Pour une fois, dans cette « Chronique de la philosophie médiatique » mensuelle nous ne nous pencherons pas sur un phénomène philo-médiatique actuel, mais jetterons un regard nostalgique et amusé sur le passé récent du pays, à travers la figure de Jean-Paul Sartre (1905-1980). Le petit mari de Simone de Beauvoir domine indiscutablement le fond de l’INA, dans la catégorie « philosophe français ». Évidemment on voit parfois Michel Foucault pointer son col roulé, Bachelard agiter fiévreusement sa barbe blanche de patriarche, Luc Ferry « parce qu’il le vaut bien » jouer avec son cheveux fou, BHL exhiber encore et toujours son torse imberbe à travers ses chemises immaculées… sans parler de Derrida, Althusser, Merleau-Ponty, etc. etc. Mais Sartre est – de loin – le philosophe le plus représenté. Cela tient certainement au fait que l’activité de l’auteur de « L’être et le Néant » était proprement tentaculaire… se qualifiant lui-même de « polygraphe », il a été philosophe, romancier, dramaturge, essayiste, polémiste, etc. Figure de l’intellectuel engagé « total » s’exprimant – tout au long de sa vie – sur tout et n’importe quoi (à tort et à travers diront certains), donnant publiquement son avis sur un nombre confondant de sujets (politique, presse, libertés, etc.) Sartre est vite devenu ce qu’il est convenu d’appeler dans les médias un « bon client », abordant souvent ses interviews avec bonne humeur et jamais avare d’un cabotinage décontracté avec les journalistes. Un « habitué » des micros et caméras ayant un rapport ambivalent d’amour/haine pour les médias ; un rapport de répulsion et de dépendance…2

Il était naturel que la disparition, en 1980, d’un personnage si familier des écrans français et internationaux provoque une immense émotion. Une émotion dans les médias, dans les milieux intellectuels, parmi les « amis » de Sartre… mais également un large mouvement de sympathie populaire, comme en témoignent ses impressionnantes funérailles. L’écrivain fut accompagné en sa dernière demeure, au cimetière du Montparnasse, par une foule immense, qui n’a pas été sans rappeler l’hystérie collective des parisiens au moment des funérailles d’Edith Piaf…

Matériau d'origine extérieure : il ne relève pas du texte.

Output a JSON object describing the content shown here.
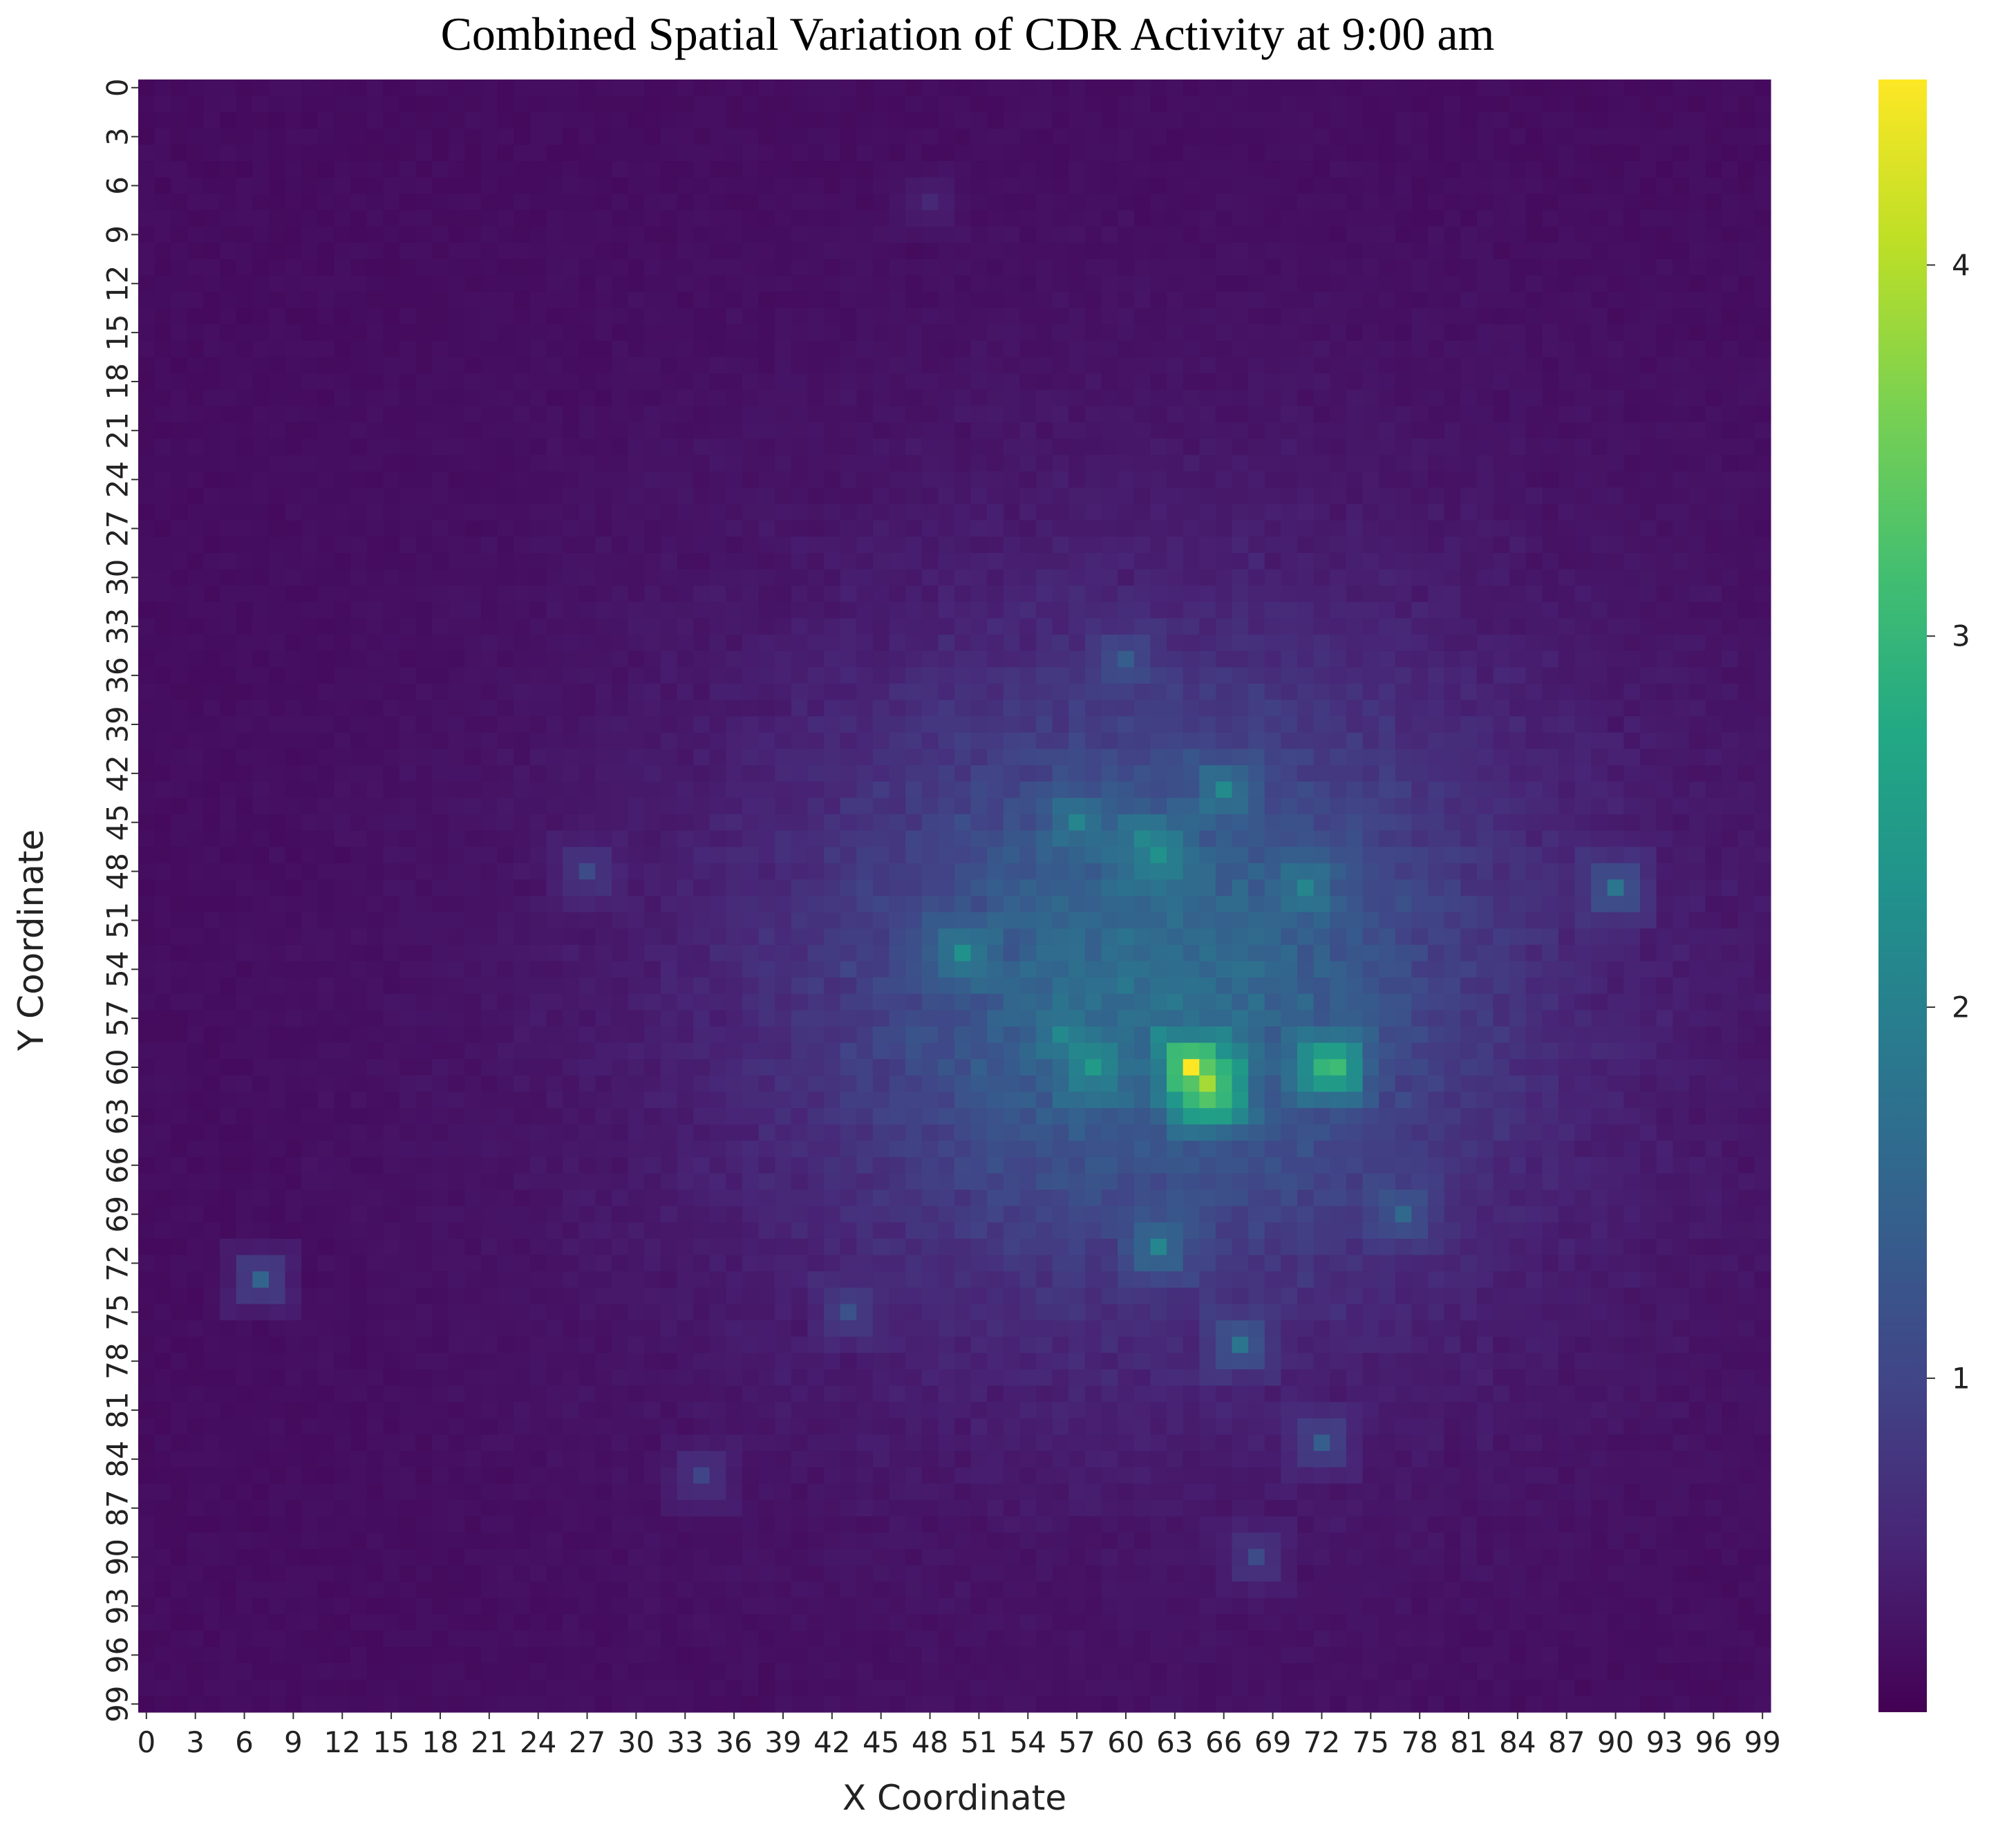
{
  "chart_data": {
    "type": "heatmap",
    "title": "Combined Spatial Variation of CDR Activity at 9:00 am",
    "xlabel": "X Coordinate",
    "ylabel": "Y Coordinate",
    "grid_size": [
      100,
      100
    ],
    "x_ticks": [
      "0",
      "3",
      "6",
      "9",
      "12",
      "15",
      "18",
      "21",
      "24",
      "27",
      "30",
      "33",
      "36",
      "39",
      "42",
      "45",
      "48",
      "51",
      "54",
      "57",
      "60",
      "63",
      "66",
      "69",
      "72",
      "75",
      "78",
      "81",
      "84",
      "87",
      "90",
      "93",
      "96",
      "99"
    ],
    "y_ticks": [
      "0",
      "3",
      "6",
      "9",
      "12",
      "15",
      "18",
      "21",
      "24",
      "27",
      "30",
      "33",
      "36",
      "39",
      "42",
      "45",
      "48",
      "51",
      "54",
      "57",
      "60",
      "63",
      "66",
      "69",
      "72",
      "75",
      "78",
      "81",
      "84",
      "87",
      "90",
      "93",
      "96",
      "99"
    ],
    "colormap": "viridis",
    "value_range": [
      0.1,
      4.5
    ],
    "colorbar_ticks": [
      "1",
      "2",
      "3",
      "4"
    ],
    "colorbar_tick_values": [
      1,
      2,
      3,
      4
    ],
    "baseline_value": 0.2,
    "description_of_hotspots": [
      {
        "x": 48,
        "y": 7,
        "value": 0.6
      },
      {
        "x": 60,
        "y": 35,
        "value": 1.4
      },
      {
        "x": 57,
        "y": 45,
        "value": 2.1
      },
      {
        "x": 61,
        "y": 46,
        "value": 2.0
      },
      {
        "x": 66,
        "y": 43,
        "value": 2.2
      },
      {
        "x": 62,
        "y": 47,
        "value": 2.3
      },
      {
        "x": 71,
        "y": 49,
        "value": 2.1
      },
      {
        "x": 50,
        "y": 53,
        "value": 2.3
      },
      {
        "x": 56,
        "y": 58,
        "value": 2.1
      },
      {
        "x": 58,
        "y": 60,
        "value": 2.5
      },
      {
        "x": 64,
        "y": 60,
        "value": 4.5
      },
      {
        "x": 65,
        "y": 61,
        "value": 3.9
      },
      {
        "x": 65,
        "y": 62,
        "value": 3.3
      },
      {
        "x": 66,
        "y": 61,
        "value": 2.8
      },
      {
        "x": 72,
        "y": 60,
        "value": 2.9
      },
      {
        "x": 73,
        "y": 60,
        "value": 3.1
      },
      {
        "x": 62,
        "y": 71,
        "value": 2.1
      },
      {
        "x": 90,
        "y": 49,
        "value": 1.8
      },
      {
        "x": 7,
        "y": 73,
        "value": 1.5
      },
      {
        "x": 77,
        "y": 69,
        "value": 1.6
      },
      {
        "x": 67,
        "y": 77,
        "value": 1.8
      },
      {
        "x": 72,
        "y": 83,
        "value": 1.4
      },
      {
        "x": 68,
        "y": 90,
        "value": 1.1
      },
      {
        "x": 34,
        "y": 85,
        "value": 1.0
      },
      {
        "x": 27,
        "y": 48,
        "value": 1.1
      },
      {
        "x": 43,
        "y": 75,
        "value": 1.2
      }
    ]
  }
}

Le journal de 20h d’Antenne 2 nous faisait ainsi vivre l’ultime traversée de Paris de Sartre, accompagné – telle une rock-star – d’une foule de fans en délire. La force de ce petit reportage tient notamment dans le long silence (méditatif, émotif, solennel ?) qui ouvre la séquence. Un blanc de 20 secondes (une éternité en télévision) qui nous force la main, nous interpelle et nous invite à suivre religieusement le convoi. Le journaliste prend bien le soin de donner une liste des personnalités venues aux funérailles de Sartre : figures immanquables de la gauche, en pleine pré-campagne de l’élection présidentielle de 1981… Michel Rocard, le couple Montand-Signoret, etc. La dépouille de Sartre, éternel révolté, est accompagné aussi par la Police, assurant un mystérieux « service d’honneur ». Les couronnes de fleurs viennent de Libération (que le philosophe a contribué à « lancer » avec Serge July), de Gallimard, des Temps Modernes, etc. Sartre ne s’en va décidément pas seul…

Comme point de comparaison avec la marée humaine ayant envahi Paris à l’occasion de l’enterrement de Sartre, le journaliste remonte pertinemment en 1885, aux obsèques de Victor Hugo, ayant entraîné des mouvements de foules comparables.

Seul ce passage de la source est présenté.